In the American edition of Newsweek this week, there is a Hillary Clinton cover story described thusly on TAPPED: "This piece is a long, tepid regurgitation of Clinton's career with little new insight."
On the cover of the international edition, a story called "Legal in Unlikely Places: Now mature in the west, gay power is growing worldwide, even in the land of machismo." The story isn't in the American edition at all.
I'll let TAPPED provide the final analysis:
Seems that both social and legal acceptance of homosexuality is rapidly increasing in some unexpected parts of the world. South Africa legalized civil unions in November 2006, making them the first developing nation to do so, and former Catholic strongholds like Latin America are also warming to civil unions.
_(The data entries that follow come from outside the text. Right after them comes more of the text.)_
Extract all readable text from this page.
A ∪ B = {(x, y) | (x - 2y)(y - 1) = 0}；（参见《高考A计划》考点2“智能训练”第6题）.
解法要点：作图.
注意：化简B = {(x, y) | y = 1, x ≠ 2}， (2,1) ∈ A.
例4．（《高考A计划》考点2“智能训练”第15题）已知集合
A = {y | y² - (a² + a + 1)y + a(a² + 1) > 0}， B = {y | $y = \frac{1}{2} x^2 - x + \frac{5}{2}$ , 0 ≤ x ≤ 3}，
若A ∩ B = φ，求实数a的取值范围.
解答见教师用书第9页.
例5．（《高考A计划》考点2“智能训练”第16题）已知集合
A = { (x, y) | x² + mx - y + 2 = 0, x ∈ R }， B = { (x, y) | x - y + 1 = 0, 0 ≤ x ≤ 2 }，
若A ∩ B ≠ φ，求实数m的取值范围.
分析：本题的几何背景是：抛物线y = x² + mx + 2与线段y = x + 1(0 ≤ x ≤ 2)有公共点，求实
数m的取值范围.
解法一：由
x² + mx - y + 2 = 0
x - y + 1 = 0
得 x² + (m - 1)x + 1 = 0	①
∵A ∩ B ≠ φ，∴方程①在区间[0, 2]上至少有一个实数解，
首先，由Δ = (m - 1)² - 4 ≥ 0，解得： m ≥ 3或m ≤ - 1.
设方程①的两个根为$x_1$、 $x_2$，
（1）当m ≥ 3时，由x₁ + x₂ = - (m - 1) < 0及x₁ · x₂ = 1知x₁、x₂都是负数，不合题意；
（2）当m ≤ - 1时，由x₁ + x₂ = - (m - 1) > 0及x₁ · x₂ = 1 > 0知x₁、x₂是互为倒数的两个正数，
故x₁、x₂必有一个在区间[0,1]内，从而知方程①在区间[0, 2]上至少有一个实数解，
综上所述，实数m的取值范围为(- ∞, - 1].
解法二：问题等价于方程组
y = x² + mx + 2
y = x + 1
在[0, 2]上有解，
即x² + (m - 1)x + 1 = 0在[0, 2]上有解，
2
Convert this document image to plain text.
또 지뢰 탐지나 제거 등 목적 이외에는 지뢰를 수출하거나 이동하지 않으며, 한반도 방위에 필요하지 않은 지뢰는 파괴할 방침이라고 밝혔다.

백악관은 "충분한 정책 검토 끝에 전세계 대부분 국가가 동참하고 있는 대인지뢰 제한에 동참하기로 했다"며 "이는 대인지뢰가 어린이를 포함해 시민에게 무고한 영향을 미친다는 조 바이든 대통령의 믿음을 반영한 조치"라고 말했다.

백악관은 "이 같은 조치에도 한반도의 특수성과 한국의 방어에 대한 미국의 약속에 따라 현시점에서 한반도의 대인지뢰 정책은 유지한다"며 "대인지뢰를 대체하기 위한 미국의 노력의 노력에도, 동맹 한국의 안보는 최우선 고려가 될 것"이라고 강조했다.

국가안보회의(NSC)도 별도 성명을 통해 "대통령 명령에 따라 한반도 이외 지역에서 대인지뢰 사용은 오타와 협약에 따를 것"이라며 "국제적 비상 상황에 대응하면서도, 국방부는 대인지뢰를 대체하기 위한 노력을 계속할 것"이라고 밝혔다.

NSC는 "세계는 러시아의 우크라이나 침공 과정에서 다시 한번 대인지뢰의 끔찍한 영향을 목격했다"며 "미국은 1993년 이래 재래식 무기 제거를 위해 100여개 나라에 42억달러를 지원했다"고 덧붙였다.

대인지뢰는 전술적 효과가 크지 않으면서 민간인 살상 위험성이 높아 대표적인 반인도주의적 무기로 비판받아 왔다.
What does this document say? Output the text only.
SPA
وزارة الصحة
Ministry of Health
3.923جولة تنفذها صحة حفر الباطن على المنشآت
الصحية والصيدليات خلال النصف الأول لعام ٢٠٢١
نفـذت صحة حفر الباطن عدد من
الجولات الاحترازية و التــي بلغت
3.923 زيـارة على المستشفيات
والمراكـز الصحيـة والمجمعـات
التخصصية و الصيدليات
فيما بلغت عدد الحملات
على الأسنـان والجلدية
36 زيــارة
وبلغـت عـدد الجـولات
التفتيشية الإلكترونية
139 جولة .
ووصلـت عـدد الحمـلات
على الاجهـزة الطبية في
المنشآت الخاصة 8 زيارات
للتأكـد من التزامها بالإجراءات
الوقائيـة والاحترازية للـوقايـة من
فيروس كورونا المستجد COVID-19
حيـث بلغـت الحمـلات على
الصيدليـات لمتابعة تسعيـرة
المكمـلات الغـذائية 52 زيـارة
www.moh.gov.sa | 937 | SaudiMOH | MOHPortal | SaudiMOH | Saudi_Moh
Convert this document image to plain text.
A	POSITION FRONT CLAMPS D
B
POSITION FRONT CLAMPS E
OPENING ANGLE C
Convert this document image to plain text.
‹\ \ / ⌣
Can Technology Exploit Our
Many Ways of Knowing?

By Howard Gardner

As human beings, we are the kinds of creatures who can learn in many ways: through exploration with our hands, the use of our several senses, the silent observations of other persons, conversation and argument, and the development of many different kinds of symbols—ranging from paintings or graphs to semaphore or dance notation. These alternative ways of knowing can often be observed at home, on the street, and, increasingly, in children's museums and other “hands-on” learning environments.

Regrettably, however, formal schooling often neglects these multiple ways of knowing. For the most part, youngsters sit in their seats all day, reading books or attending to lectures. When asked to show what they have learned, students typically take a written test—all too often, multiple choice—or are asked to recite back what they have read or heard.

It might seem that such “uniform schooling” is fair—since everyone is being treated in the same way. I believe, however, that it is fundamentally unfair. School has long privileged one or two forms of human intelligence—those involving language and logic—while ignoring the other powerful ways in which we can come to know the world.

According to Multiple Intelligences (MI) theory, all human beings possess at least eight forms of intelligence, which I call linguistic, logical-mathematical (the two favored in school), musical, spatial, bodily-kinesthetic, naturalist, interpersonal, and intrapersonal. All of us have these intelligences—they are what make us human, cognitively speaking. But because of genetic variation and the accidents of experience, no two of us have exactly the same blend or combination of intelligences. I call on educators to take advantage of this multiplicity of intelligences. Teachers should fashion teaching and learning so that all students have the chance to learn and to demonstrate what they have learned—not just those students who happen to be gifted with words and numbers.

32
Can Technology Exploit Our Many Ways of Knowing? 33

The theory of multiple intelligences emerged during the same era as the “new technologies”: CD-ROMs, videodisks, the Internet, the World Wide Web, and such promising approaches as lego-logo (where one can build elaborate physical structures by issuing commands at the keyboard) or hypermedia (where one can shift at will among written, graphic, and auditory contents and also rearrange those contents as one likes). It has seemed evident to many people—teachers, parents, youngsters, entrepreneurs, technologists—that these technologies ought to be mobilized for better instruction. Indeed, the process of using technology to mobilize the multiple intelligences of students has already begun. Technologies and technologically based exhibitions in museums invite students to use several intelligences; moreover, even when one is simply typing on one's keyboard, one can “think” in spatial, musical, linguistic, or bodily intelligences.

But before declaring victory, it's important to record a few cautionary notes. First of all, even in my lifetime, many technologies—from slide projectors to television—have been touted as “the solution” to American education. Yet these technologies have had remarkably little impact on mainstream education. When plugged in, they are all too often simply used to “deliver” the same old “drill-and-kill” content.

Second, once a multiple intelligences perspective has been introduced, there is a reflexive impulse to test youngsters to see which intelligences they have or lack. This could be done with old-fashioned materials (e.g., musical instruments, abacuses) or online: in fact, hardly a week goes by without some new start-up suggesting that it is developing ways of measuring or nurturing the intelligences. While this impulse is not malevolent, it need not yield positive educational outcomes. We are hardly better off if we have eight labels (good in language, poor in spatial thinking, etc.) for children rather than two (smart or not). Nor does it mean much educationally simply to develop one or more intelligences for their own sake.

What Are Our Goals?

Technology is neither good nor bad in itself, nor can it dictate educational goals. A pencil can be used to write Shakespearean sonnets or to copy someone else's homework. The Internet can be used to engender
They've been legalized in Mexico City and Buenos Aires, and in Colombia, a bill is working its way through the National Congress that would grant full rights to health insurance, inheritance and social-security benefits to gay and lesbian couples.
Money quote: "The Catholic Church was facing a credibility crisis," says [a] longtime Mexico City-based gay-rights activist... "So many of its leaders... knew that if they fiercely opposed the gay-union law, the news media would eat them alive."
Unlike in the U.S., where ... this article doesn't even appear in Newsweek.